À peine arrivé à Perpignan, Paolo Garbisi fait déjà forte impression. Plus que son talent, c’est son niveau d’exigence qui interpelle le staff de l’USAP. Laurent Labit n’a d’ailleurs pas hésité à prévenir son groupe : l’international italien risque de bousculer certaines habitudes.
Paolo Garbisi est tout juste arrivé à l’USAP qu’il laisse déjà son empreinte.
L’ouvreur international italien, recruté cet été pour devenir l’un des leaders du projet catalan, impressionne par son professionnalisme et son implication quotidienne.
Un perfectionniste reconnu
À 26 ans, Paolo Garbisi arrive à Perpignan avec une solide expérience acquise en Top 14 et sur la scène internationale avec l’Italie.
Mais ce qui frappe le plus le staff catalan, c’est son obsession du détail et son exigence permanente.
Dans L’Indépendant, Laurent Labit ne cache d’ailleurs pas son admiration pour son nouveau numéro 10 :
« On sait tous l’exigence, l’ultra-exigence même, de Paolo. »
Des qualités qui devraient rapidement avoir un impact sur le reste du groupe.
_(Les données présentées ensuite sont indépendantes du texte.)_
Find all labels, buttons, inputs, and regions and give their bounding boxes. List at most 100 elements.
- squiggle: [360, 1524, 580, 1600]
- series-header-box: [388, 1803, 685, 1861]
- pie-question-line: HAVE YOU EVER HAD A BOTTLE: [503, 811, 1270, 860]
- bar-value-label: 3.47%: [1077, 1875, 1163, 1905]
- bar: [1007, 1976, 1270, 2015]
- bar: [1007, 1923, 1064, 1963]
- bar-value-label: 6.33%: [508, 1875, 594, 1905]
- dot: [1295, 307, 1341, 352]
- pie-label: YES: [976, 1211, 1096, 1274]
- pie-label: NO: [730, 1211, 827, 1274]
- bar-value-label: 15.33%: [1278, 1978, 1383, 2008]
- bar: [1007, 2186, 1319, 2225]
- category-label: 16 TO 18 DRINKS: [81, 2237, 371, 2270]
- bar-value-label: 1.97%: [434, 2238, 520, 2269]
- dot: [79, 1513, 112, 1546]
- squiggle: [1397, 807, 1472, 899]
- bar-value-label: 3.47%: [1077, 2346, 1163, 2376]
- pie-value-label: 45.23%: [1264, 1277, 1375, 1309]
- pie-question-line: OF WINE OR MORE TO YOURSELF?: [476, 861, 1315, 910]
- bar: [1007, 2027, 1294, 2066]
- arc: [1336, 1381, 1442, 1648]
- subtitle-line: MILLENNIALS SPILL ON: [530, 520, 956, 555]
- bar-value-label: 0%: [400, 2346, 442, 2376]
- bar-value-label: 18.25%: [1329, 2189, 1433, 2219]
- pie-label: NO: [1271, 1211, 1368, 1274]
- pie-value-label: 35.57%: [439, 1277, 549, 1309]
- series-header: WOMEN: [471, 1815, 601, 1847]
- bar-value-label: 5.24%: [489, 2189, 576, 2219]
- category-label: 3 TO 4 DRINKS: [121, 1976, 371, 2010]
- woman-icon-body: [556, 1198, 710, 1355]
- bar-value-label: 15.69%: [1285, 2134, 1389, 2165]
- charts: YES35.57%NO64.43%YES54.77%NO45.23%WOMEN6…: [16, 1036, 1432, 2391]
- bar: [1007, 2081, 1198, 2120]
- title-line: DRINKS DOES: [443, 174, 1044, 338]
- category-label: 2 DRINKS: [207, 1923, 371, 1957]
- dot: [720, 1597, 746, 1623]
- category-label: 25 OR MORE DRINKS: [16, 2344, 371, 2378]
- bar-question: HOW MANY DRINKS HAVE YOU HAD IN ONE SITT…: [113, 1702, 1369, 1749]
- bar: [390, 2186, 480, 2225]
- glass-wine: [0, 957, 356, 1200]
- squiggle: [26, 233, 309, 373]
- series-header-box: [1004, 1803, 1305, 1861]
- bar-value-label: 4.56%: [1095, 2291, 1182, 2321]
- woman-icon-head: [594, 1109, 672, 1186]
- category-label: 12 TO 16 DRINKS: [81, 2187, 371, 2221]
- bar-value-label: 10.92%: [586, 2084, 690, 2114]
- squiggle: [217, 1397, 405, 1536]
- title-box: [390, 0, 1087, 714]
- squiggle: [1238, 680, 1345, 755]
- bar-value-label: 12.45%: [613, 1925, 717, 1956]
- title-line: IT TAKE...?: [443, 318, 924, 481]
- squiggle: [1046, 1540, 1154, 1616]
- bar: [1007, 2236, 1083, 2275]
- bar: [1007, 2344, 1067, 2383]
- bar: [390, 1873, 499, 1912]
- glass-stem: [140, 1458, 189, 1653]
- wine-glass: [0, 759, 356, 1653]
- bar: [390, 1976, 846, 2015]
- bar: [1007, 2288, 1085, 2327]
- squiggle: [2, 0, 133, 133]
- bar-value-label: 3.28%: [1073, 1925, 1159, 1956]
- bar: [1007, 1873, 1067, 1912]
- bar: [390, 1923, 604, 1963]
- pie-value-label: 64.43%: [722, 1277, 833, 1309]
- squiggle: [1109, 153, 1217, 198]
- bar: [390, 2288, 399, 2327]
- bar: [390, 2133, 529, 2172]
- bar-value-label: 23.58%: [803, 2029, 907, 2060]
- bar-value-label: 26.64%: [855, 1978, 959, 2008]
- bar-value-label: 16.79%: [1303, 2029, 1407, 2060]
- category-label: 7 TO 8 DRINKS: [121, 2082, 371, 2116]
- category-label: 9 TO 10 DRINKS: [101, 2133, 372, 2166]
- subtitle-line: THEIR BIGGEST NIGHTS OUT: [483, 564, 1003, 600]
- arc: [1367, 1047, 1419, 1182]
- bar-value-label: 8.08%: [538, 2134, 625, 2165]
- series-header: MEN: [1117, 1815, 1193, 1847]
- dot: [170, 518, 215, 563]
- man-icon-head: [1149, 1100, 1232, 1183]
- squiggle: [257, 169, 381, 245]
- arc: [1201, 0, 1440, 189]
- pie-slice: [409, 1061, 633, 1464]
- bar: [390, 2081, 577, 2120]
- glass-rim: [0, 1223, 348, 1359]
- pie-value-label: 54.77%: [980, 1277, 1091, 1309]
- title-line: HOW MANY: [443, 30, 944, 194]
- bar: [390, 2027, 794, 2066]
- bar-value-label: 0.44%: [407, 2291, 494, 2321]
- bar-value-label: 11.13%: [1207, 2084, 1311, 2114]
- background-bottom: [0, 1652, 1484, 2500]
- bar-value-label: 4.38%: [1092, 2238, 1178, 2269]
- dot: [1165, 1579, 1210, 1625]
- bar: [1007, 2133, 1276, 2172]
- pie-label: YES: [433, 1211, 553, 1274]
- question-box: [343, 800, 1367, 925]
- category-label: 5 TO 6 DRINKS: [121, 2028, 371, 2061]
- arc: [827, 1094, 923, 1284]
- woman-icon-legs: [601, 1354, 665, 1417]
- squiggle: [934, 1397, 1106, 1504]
« Les joueurs vont être surpris »
Le manager de l’USAP estime que l’arrivée de Garbisi peut tirer tout l’effectif vers le haut.
Laurent Labit s’attend à voir son ouvreur transmettre ses standards à ses nouveaux coéquipiers :
« On a essayé de préparer les joueurs dans ce sens, et je pense qu’ils vont être surpris. »
Un message qui en dit long sur la réputation de l’ancien joueur du Rugby Club Toulonnais.
Une saison capitale avant la Coupe du monde
Pour Paolo Garbisi, cette saison revêt une importance particulière.
Après un exercice frustrant à Toulon, l’international italien souhaite retrouver du temps de jeu, de la confiance et enchaîner les performances à quelques mois de la Coupe du monde 2027 en Australie.
Convaincu d’avoir rejoint le club idéal pour se relancer, le demi d’ouverture espère rapidement devenir l’un des leaders de l’USAP.
Au-delà de ses qualités techniques, Perpignan compte aussi sur lui pour insuffler cette culture de l’exigence qui fait souvent la différence au plus haut niveau.